The standard for equitable tolling of the limitation period "is a very high bar, and is reserved for rare cases." Yow Ming Yeh v. Martel, 751 F.3d 1075, 1077 (9th Cir. 2014). Judge Willett found, correctly, that Petitioner's ignorance of the law and status as a pro se inmate do not warrant equitable tolling. Doc. 12 at 7 (citing Chaffer v. Prosper, 592 F.3d 1046, 1049 (9th Cir. 2010); Rasberry v. Garcia, 448 F.3d 1150, 1153 (9th Cir. 2006)).

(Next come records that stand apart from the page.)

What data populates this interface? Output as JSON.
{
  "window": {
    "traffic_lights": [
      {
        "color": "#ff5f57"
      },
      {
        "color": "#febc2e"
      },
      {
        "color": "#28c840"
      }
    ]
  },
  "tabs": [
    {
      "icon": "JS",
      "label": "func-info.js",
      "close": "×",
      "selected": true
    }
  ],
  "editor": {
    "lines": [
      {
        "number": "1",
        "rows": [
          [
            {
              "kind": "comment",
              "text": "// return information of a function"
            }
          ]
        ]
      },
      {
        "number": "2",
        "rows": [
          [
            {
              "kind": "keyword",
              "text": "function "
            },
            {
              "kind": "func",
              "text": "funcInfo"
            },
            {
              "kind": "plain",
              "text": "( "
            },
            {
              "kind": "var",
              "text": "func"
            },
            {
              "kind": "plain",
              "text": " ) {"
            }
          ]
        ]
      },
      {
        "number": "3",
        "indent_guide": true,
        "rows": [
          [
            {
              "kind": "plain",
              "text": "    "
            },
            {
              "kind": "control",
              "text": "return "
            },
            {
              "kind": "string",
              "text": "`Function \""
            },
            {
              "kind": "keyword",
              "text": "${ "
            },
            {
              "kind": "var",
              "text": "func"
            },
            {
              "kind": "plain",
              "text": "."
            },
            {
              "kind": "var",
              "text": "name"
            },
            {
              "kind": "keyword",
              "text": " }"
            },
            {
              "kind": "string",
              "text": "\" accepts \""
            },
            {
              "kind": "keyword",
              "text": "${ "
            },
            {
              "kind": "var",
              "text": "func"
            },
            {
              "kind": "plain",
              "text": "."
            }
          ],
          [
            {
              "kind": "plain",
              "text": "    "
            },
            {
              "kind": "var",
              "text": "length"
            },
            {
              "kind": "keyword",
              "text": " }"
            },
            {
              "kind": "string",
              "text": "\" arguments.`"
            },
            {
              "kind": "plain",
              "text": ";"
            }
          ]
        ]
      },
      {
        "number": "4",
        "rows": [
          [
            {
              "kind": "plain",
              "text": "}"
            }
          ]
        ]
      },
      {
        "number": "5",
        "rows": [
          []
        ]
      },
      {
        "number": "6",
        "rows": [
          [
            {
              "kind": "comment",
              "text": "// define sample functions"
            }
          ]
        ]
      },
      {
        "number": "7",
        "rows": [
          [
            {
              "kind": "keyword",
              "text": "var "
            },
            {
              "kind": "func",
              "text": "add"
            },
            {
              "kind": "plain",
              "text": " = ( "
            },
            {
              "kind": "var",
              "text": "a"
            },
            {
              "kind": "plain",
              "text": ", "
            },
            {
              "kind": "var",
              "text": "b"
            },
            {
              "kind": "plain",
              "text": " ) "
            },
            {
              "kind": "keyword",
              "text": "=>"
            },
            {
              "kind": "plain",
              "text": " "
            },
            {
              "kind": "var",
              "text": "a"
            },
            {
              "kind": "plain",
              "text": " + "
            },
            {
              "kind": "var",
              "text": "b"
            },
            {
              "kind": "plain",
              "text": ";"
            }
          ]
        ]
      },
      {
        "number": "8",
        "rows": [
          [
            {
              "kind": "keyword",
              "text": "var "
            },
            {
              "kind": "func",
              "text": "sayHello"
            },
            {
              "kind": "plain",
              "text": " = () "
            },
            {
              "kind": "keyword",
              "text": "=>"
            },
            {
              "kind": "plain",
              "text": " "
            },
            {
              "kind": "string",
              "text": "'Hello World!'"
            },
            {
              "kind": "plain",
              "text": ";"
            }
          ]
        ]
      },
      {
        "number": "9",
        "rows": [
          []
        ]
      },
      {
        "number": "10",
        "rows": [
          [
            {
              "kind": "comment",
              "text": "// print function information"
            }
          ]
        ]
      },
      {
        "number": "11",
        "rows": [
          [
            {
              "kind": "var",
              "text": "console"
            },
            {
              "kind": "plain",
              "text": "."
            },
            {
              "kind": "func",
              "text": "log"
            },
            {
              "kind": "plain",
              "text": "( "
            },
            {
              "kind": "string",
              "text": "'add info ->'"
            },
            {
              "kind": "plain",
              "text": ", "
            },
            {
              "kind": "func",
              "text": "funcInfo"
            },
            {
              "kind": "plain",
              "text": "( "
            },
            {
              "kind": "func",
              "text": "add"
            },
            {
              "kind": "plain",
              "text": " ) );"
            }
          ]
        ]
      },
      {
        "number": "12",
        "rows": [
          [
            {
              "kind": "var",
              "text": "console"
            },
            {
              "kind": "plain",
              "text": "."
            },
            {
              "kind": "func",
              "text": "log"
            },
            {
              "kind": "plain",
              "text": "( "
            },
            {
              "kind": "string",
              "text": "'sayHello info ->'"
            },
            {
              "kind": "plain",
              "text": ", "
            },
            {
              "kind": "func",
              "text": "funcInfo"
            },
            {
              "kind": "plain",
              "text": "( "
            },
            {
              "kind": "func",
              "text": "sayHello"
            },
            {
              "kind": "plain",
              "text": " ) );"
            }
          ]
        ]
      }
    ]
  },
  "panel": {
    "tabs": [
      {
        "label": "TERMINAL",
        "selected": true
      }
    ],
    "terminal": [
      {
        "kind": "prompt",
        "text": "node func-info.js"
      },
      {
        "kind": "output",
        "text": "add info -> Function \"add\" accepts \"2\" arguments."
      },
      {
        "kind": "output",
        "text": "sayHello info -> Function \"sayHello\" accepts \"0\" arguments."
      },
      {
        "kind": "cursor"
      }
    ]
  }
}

A petitioner's difficulty with the English language can justify equitable tolling, but only where the language barrier actually prevents timely filing. Mendoza v. Carey, 449 F.3d 1065, 1070 (9th Cir. 2006). A non-English-speaking petitioner seeking equitable tolling "must, at a minimum, demonstrate that during the running of the AEDPA time limitation, he was unable, despite diligent efforts, to procure either legal materials in his own language or translation assistance from an inmate, library personnel, or other source." Id. Petitioner has made no such showing. Indeed, Petitioner does not even allege that he is unable to read and speak English. The Court agrees with Judge Willett's findings that Petitioner has not shown a basis for equitable tolling of the AEDPA's one-year limitation period.

Petitioner does not assert an exception to the time bar based on a miscarriage of justice or actual innocence. Doc. 13 at 4. To the contrary, Petitioner admits his wrongdoing but attributes it to his being "a young male adult whose feelings of attraction to the young female overstepped the boundaries." Id. at 2. The victim Petitioner preyed upon and sexually assaulted was a seven-year old child. The trial court sentenced Petitioner to the stipulated maximum sentence of 27 years because of the age of the victim and the emotional trauma she experienced from sexual assault. Doc. 9 1 at 70-71. Even if the petition in this case were timely filed, Petitioner's request for a sentence reduction as a first-time offender is without merit. Doc. 13 at 2-4

IT IS ORDERED:

1. Magistrate Judge Eileen S. Willett's R&R (Doc. 12) is accepted. 2. The petition for writ of habeas corpus (Doc. 1) is denied with prejudice. 3. A certificate of appealability is denied. 4. The Clerk is directed to terminate this action.